Discovering my Jewish Soul

 

 

My faith journey has taken quite a few twists and turns. I was raised Roman Catholic . . . became born again at the age of ten . . . survived six years of Christian School education and four years of Bible College (earning a degree in Biblical Studies). I was squarely in the fundamentalist camp for many years – and by the “fundamentalist camp”, I mean I adhered to the theological fundamentals – the deity of Jesus, the veracity of the virgin birth, the reality of the resurrection. I was not a fan of the strict legalistic side of the religion: no pants for women, no movies, no rock music, no holding hands, etc., etc.

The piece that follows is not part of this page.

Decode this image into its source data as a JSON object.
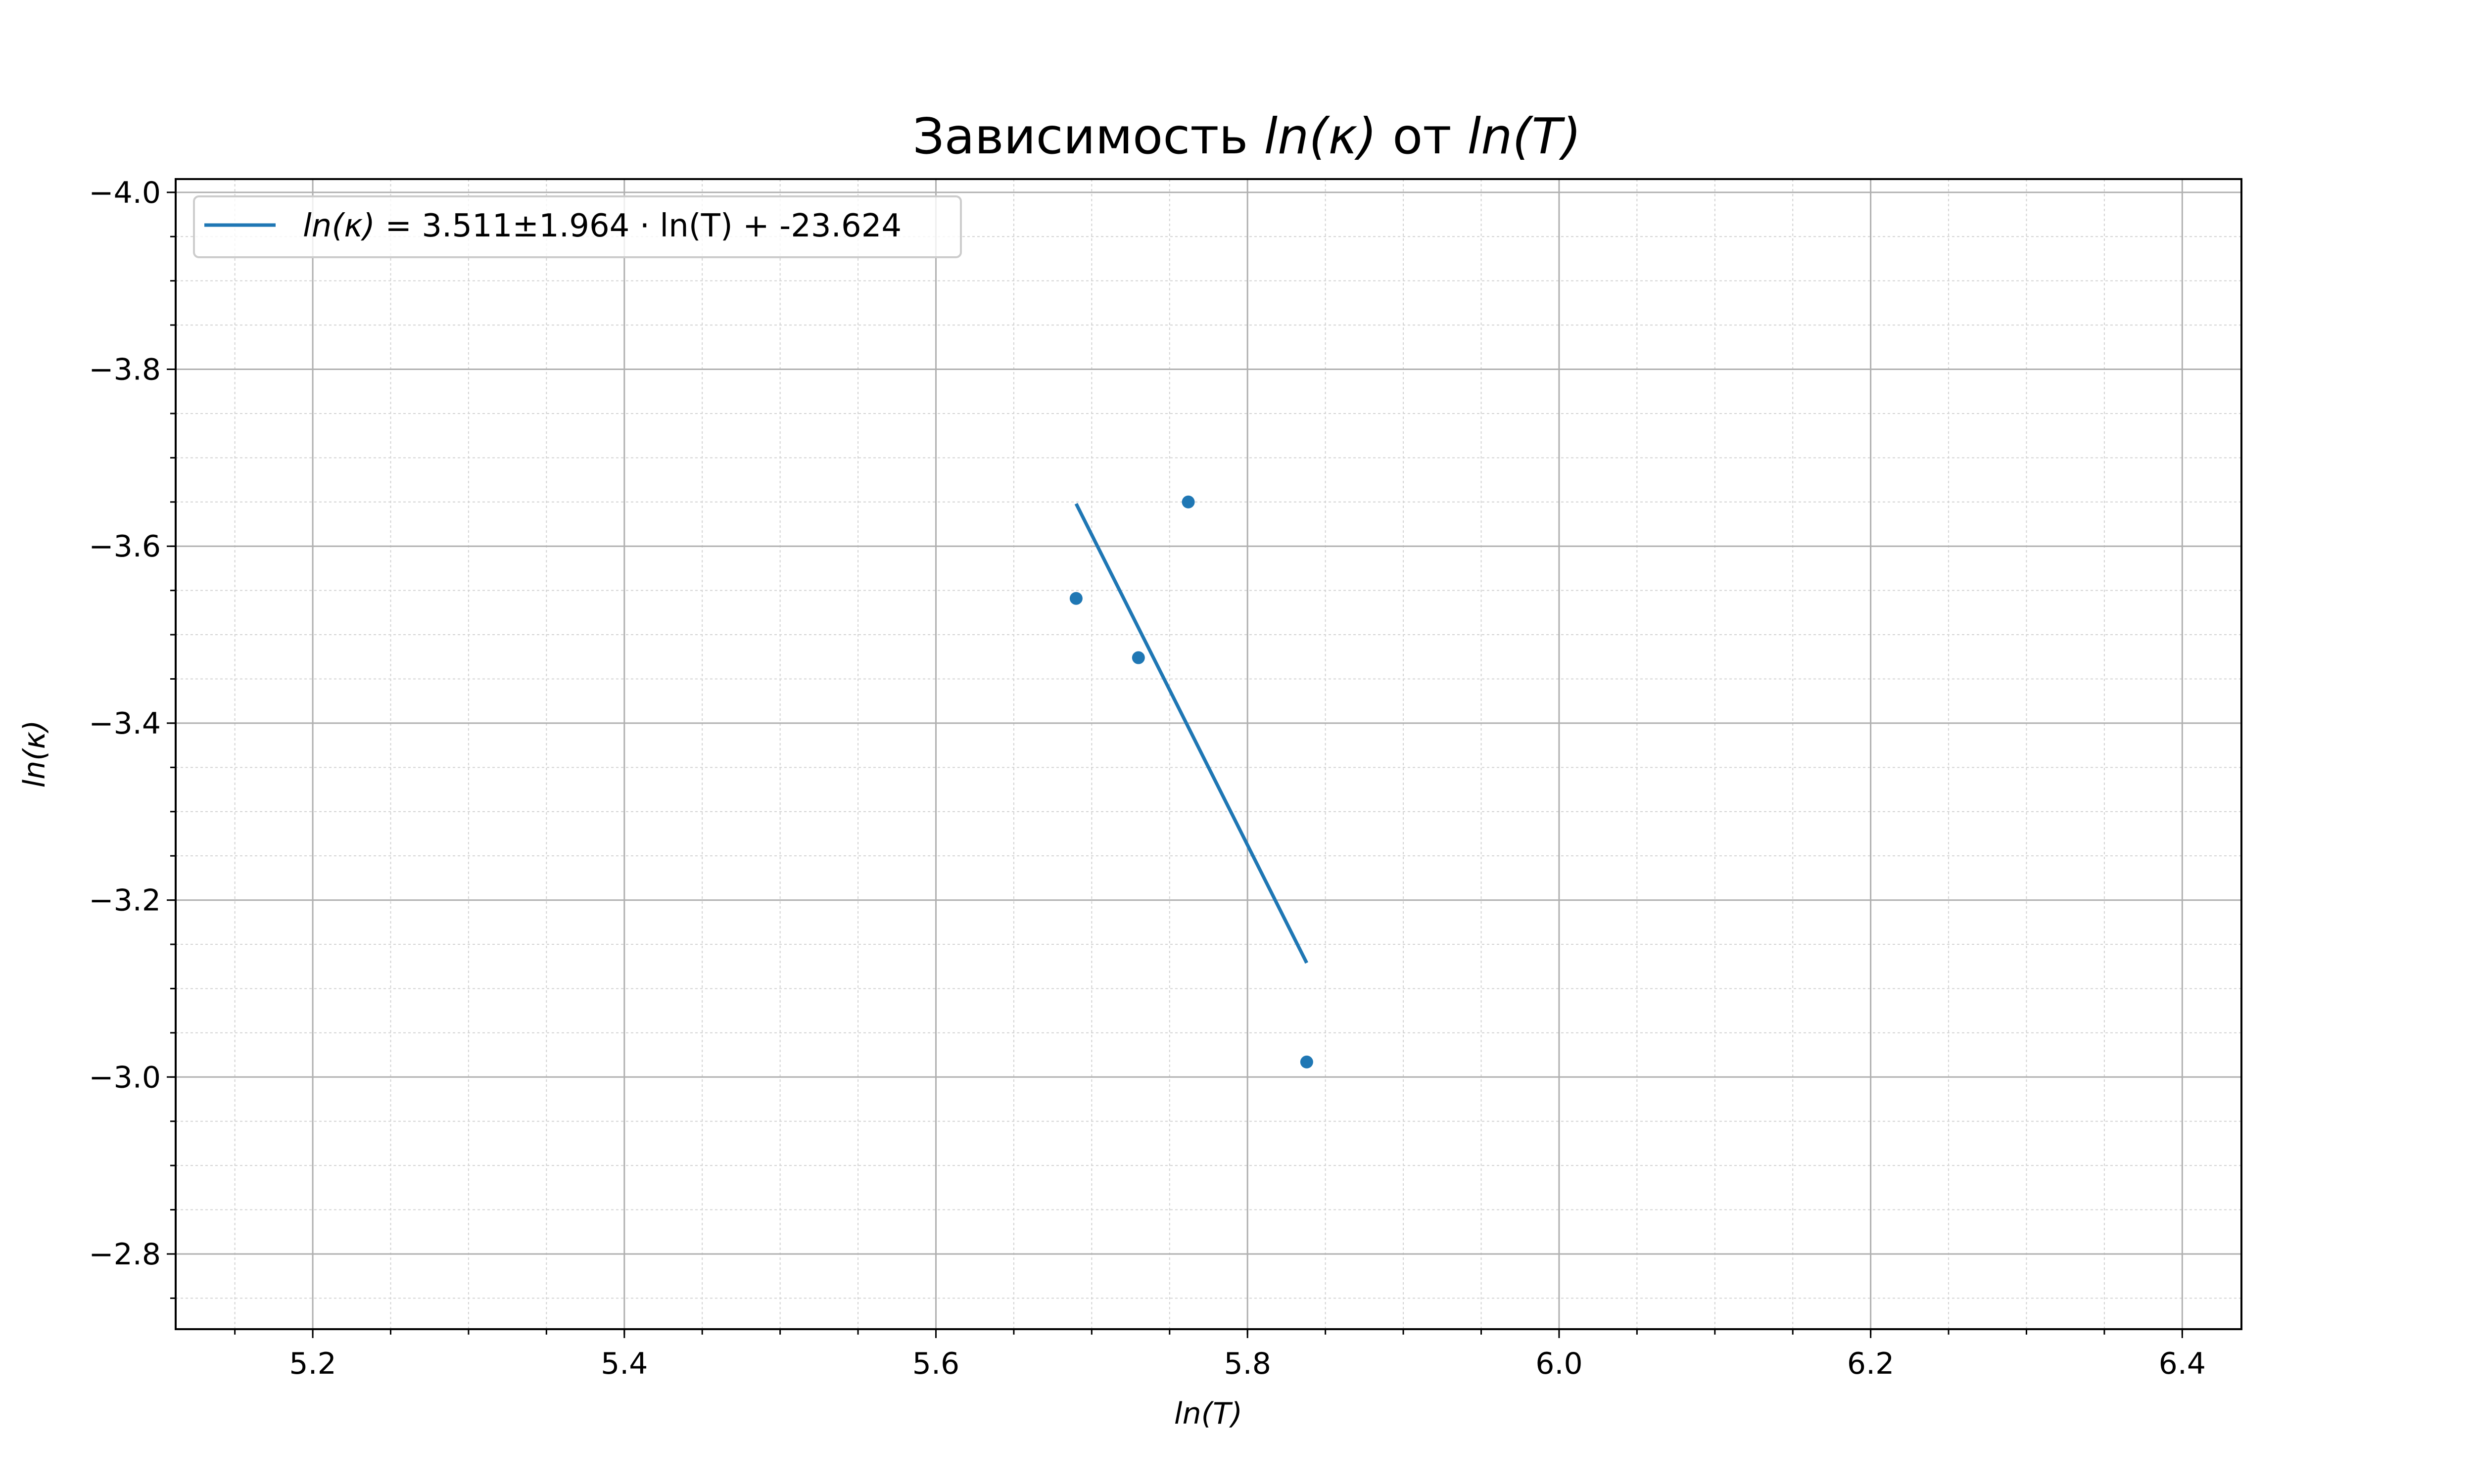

Coming out changed all that and necessitated a restructuring of my faith. How could I believe anything I’d been taught before in light of the fact that everything I’d been told about gay people was wrong? A long period of wrestling with God over my sexual orientation and the fundamentalist viewpoint ensued, and after a decade of being a part of the “un-churched”, I found a new church home in a welcoming and affirming congregation. For much of the time it was like spiritual triage. I couldn’t sing the old hymns because of the painful memories, I couldn’t pick up a Bible since had been used as “blunt instrument”, and I had not  yet acquired enough distance from dispensational premillennial eschatology to look at scripture as it was meant to be read.

Slowly, the gentle caring of a wonderful body of Christian believers created a safe space for me. I began to sing again, to read scripture again, and believe that God had a plan that included full participation in a faith family. As I began to study scripture anew, after enough time had elapsed from the old fundamentalist dogma, I began to see new beauty and new possibilities in the old familiar books. But I also began to see something else . . .  that the early believers did not necessarily see Jesus as God. In fact, since they were Jewish, it is more than likely that Jesus was seen as a prophet and a rabbi rather than as God himself. But I also began to see the Jesus movement in context – the context of first century apocalyptic movements that included a host of would-be Messiahs and groups like the Zealots, the Essenes and the Sicarii. The Jesus movement, however, had something the others didn’t – and that was Paul, who re-vamped the mostly Jewish Jesus movement, and made it palatable for gentiles.

But I also stumbled across a statement by Thomas Jefferson in the correspondence between Jefferson and John Adams dated August 22, 1813:

“I remember to have heard Dr. Priestly say that if all England would candidly examine themselves, and confess, they would find that Unitarianism was really the religion of all: and I observe a bill is now depending in parliament for the relief of Anti-Trinitarians. It is too late in the day for men of sincerity to pretend they believe in the Platonic mysticisms that three are one, and one is three: and yet the one is not three, and the three are not one . . .”

I can recall reading these words in 2009 because they shot through me like a trumpet blast. That’s it! I thought. Jefferson is right! In other places he would state that “No historical fact is better established, than that the doctrine of one God, pure and uncompounded, was that of the early ages of Christianity” (letter to theologian James Smith -- December 8, 1822). But Jefferson’s words – reaching across the centuries crystallized the truth for me in an instant.

The net effect of the historical context of Christianity’s apocalyptic birth, the words of Jefferson, and a subsequent study of the book of Revelation (in preparation for teaching an adult Bible Study)– which borrows lavishly from the Jewish pseudepigraphal book of Enoch led me to a place I had never dreamed . . . acknowledging the truth of the Shema “Hear O Israel, the Lord is our God, the Lord is one . . .” There was nothing left for me to do but  to find my Jewish soul and begin a journey that will one day lead to my complete conversion to Reform Judaism.

There will be many, both Jews and Christians who will question my decision to convert. And I am not naïve in thinking that my conversion will satisfy Orthodox authorities for what they consider a “proper” conversion. But, like coming out of the closet, I have found that acknowledging my lifelong interest in Judaism, and the overwhelming sense of “coming home” spiritually as I stutter and stumble my way through Lecha Dodi and Shalom Rav has, in itself, affirmed the truth of Judaism to me.

I may not always get each ritual perfect, but I keep trying. With each Shabbat that I’m able to light the candles, or each holiday I imperfectly celebrate, I hope that it brings me one step closer to the mikveh. Each Shabbat that I’m able to attend synagogue and with each song I’m able to sing without looking at the words, I feel myself becoming more and more a part of the great sweeping history of Jewish religious tradition and belief. A tradition that creates a wholeness and a centeredness I had not anticipated.